Ver. 2 expresses external objects and conditions of the greatest power by day or night no longer influencing as they did; then in ver. 3 the infirmity of man's members, once strong to guard or sustain, no less than the feebler ones, so necessary for the nourishment of the body, and the perception of things great or small. Then in ver. 4 is described the failure of human powers for action or speech in public, or to revive what gave pleasure once; while ver. 5 represents the growing inability and fears and decay. The sign of old age is the hoary head and the shrinking from burden or effort, betokening the approach of the grave, with its accompaniments, when the internal powers all fail, and the body returns to its kindred dust, the spirit to Him Who breathed His immortalising breath into man alone on earth. So pungent a description of human decay, where the word of God is honoured, may well warn of the danger of deferring) the heed due to Him from such as we are. If fallen man, made in God's image, sink into infirmities more overwhelming than any creatures set under him in God's order, what folly to defer the prime wisdom of fearing God!
"And moreover, because the Preacher was wise, he still taught the people knowledge; yea, he pondered, and sought out, [and] set in order many proverbs. The Preacher sought to find out acceptable words, and [that which was] written uprightly, [even] words of truth. The words of the wise [are] as goads, and as nails well fastened are the words of the masters of assemblies, [which] are given from one shepherd. And further, my son, be admonished by them; of making many books [there is] no end; and much study [is] a weariness of the flesh. [This is] the end of the matter; all has been heard: fear God, and keep his commandments; for this [is] the whole [duty] of man. For God shall bring every work into judgment, with every hidden thing, whether [it be] good or whether [it be] evil" (vers. 9-14).

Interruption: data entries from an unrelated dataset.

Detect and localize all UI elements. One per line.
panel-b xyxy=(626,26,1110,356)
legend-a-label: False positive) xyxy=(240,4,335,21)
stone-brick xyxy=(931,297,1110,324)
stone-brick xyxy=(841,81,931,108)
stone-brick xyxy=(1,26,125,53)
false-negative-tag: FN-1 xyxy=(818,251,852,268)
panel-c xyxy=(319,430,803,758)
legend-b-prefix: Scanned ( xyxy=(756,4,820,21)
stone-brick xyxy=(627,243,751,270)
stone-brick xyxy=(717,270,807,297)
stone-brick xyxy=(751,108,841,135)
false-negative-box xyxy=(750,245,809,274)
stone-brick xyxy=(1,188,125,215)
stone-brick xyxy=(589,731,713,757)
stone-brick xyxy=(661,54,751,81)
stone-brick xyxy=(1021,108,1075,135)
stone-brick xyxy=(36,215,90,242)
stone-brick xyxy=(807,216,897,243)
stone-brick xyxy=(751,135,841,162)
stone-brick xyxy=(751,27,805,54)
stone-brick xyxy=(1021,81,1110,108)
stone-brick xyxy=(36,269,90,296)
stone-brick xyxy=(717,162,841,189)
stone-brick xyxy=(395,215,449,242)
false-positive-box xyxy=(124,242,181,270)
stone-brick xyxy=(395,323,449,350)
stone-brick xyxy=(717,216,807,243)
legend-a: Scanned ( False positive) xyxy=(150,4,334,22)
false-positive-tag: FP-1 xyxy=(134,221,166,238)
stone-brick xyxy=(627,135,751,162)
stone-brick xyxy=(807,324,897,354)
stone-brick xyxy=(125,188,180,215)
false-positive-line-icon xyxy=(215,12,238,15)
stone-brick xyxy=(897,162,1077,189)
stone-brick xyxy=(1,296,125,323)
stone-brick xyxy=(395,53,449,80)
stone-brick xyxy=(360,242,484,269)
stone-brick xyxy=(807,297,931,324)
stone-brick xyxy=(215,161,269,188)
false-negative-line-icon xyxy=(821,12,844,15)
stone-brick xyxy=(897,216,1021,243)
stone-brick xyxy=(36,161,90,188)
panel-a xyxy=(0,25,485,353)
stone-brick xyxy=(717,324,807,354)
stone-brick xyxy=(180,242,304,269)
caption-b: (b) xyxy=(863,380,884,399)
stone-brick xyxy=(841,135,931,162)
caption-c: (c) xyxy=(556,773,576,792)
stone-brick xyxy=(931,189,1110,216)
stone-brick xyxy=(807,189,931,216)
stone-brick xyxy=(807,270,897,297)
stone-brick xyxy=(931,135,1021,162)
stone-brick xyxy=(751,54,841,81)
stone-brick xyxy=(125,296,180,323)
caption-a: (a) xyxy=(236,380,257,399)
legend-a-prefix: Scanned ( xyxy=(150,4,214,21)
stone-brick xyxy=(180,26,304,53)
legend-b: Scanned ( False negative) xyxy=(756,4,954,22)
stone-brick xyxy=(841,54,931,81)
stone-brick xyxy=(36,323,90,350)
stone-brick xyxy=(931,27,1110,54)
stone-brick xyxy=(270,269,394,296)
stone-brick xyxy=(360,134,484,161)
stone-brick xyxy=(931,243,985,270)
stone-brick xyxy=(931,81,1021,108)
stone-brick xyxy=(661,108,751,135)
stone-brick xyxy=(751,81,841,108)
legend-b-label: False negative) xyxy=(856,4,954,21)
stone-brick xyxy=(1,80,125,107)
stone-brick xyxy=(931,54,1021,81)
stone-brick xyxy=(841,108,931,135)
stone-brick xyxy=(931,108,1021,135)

It is not surprising that in a growingly self-complacent rationalistic age men should think themselves competent to question the wisdom of the Preacher, and his acceptable words. To such the words of the wise cannot be goads; their fatal self-sufficiency makes them pitfalls or stumbling-blocks. To the faithful they are words of truth, and the collections of them as nails fastened in. They are given from one shepherd, and the reader fails not to be warned by them. Of the many books of man there is no end, and their study is but weariness of the flesh.

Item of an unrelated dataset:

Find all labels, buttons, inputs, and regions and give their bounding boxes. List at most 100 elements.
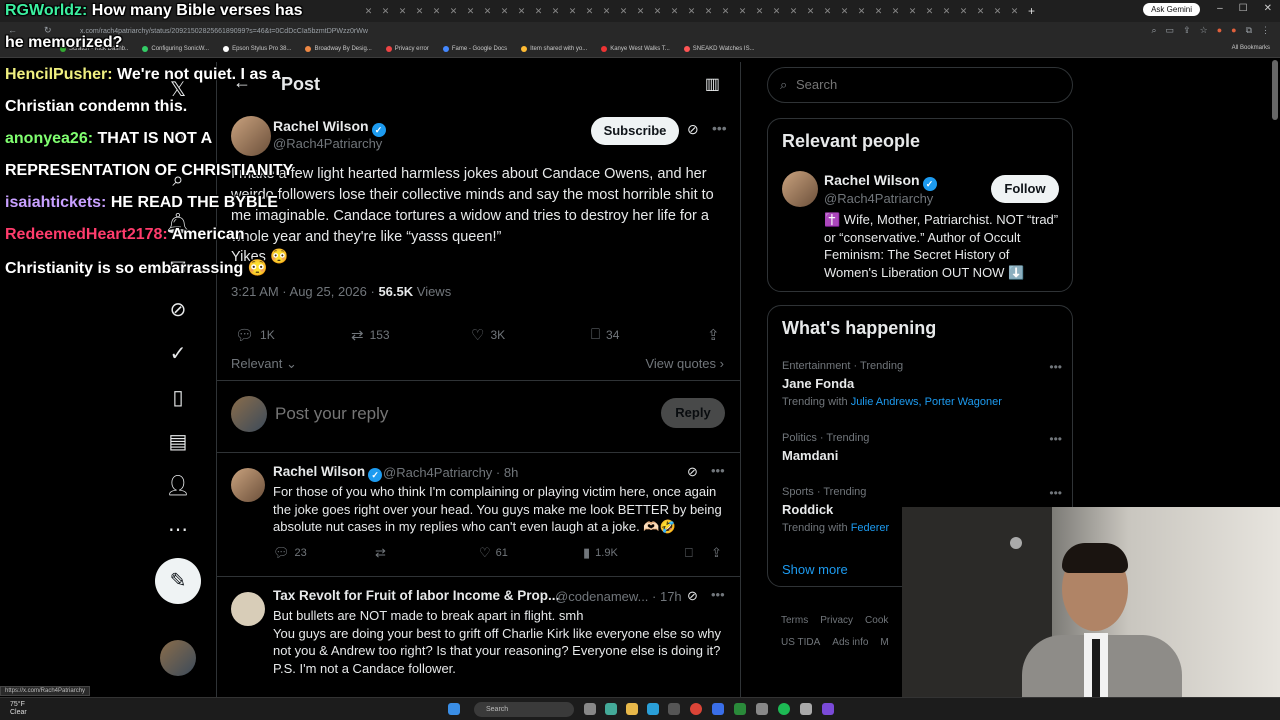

But one thing is needful, as our Saviour said; and the royal Preacher pointed to the same conclusion. "Let us hear the end of the whole matter," and forget it not. "Fear God, and keep his commandments: for this is the whole duty of man." Christ alone, while confirming this, gives us far more as in Him, and lets us into heavenly things, and the divine nature in a way then impossible to be known and enjoyed. But to fear and obey Him is ever right. "For God shall bring every work into judgment with every secret thing, whether good or whether evil."